A lo largo del día el Sultán envió cincuenta yuntas de bueyes al lugar donde está emplazada la gran bombarda, que fue arrastrada por las bestias, con la ayuda de centenares de hombres, a una nueva posición, enfrente justo de la puerta de San Romano. Por lo que parece, la muralla de Blaquernae ha resultado ser demasiado resistente y el Sultán toma sus medidas para un asedio que promete ser prolongado.

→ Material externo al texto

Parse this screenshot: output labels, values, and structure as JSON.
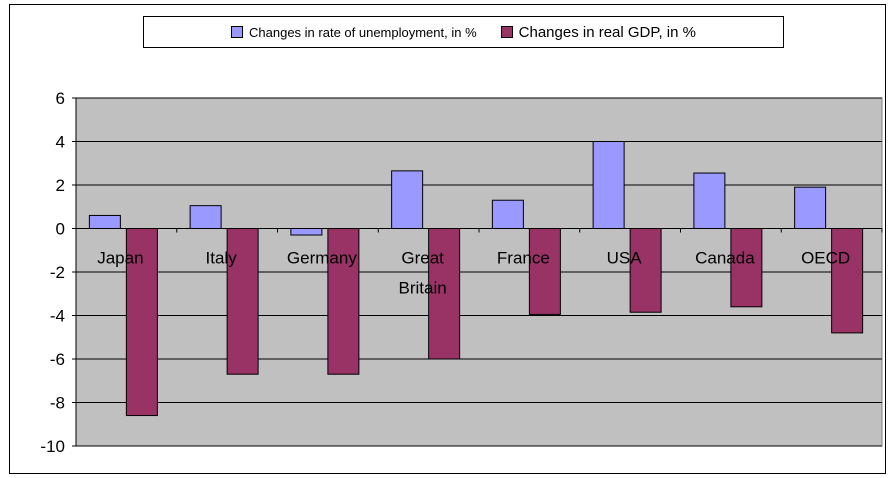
{
  "chart_data": {
    "type": "bar",
    "title": "",
    "xlabel": "",
    "ylabel": "",
    "categories": [
      [
        "Japan"
      ],
      [
        "Italy"
      ],
      [
        "Germany"
      ],
      [
        "Great",
        "Britain"
      ],
      [
        "France"
      ],
      [
        "USA"
      ],
      [
        "Canada"
      ],
      [
        "OECD"
      ]
    ],
    "series": [
      {
        "name": "Changes in rate of unemployment, in %",
        "color": "#9999ff",
        "values": [
          0.6,
          1.05,
          -0.3,
          2.65,
          1.3,
          4.0,
          2.55,
          1.9
        ]
      },
      {
        "name": "Changes in real GDP, in %",
        "color": "#993366",
        "values": [
          -8.6,
          -6.7,
          -6.7,
          -6.0,
          -3.95,
          -3.85,
          -3.6,
          -4.8
        ]
      }
    ],
    "ylim": [
      -10,
      6
    ],
    "yticks": [
      6,
      4,
      2,
      0,
      -2,
      -4,
      -6,
      -8,
      -10
    ],
    "grid": true,
    "plot_background": "#c0c0c0",
    "legend_position": "top"
  }
}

He visitado a los heridos, que yacen sobre los lechos de paja en establos y cobertizos cerca de la muralla. Los experimentados guerreros latinos han contratado cirujanos a los que pagan de su propio bolsillo, por lo que están bien atendidos; pero los griegos sólo cuentan con la asistencia de unas pobres monjas por pura caridad. Entre ellas reconocí, atónito, a Khariklea, quien, con el rostro descubierto y el hábito arremangado lavaba y vendaba hábilmente las peores heridas. Me saludó calurosamente y no pude resistir decirle que estaba residiendo en Blaquernae. Así de débil era yo; y creo que ella leyó mis pensamientos. Se apresuró a decir, aunque no se lo pregunté, que llevaba muchos días sin ver a la hermana Ana.

Los heridos aseguran a quien quiera oírlos que los turcos, atentando contra toda decencia, emplean flechas envenenadas, pues, por regla general, la más leve herida se infecta a los pocos días y el herido muere entre convulsiones. Contemplé en un rincón un cadáver que formaba un rígido arco y cuyo rostro tenía una mueca tan espantosa que tuve que apartar la vista de él. Sus músculos estaban tan endurecidos como la madera. Muchos de los heridos piden ser trasladados a sus casas o al menos puestos al aire libre. Intercedí por ellos ante Giustiniani, pero no quiere permitir que ninguno de sus hombres abandone las murallas para atender los deseos de los heridos.

Al reprocharle su falta de caridad hacia el prójimo, me replicó:

—La experiencia me ha enseñado que el restablecimiento de un enfermo se halla en manos de Dios. Un hombre recibe los cuidados de un cirujano y se muere; otro sana sin que se le prodigue asistencia alguna. Uno se hace un rasguño en un dedo y muere por envenenamiento de la sangre, mientras que otro pierde un brazo entero y sigue viviendo tan campante. La comida abundante y el lecho mullido sólo sirven para ablandar aún más al hombre enfermo. Ésta ha sido mi experiencia. No os inmiscuyáis, pues, en asuntos que no comprendéis.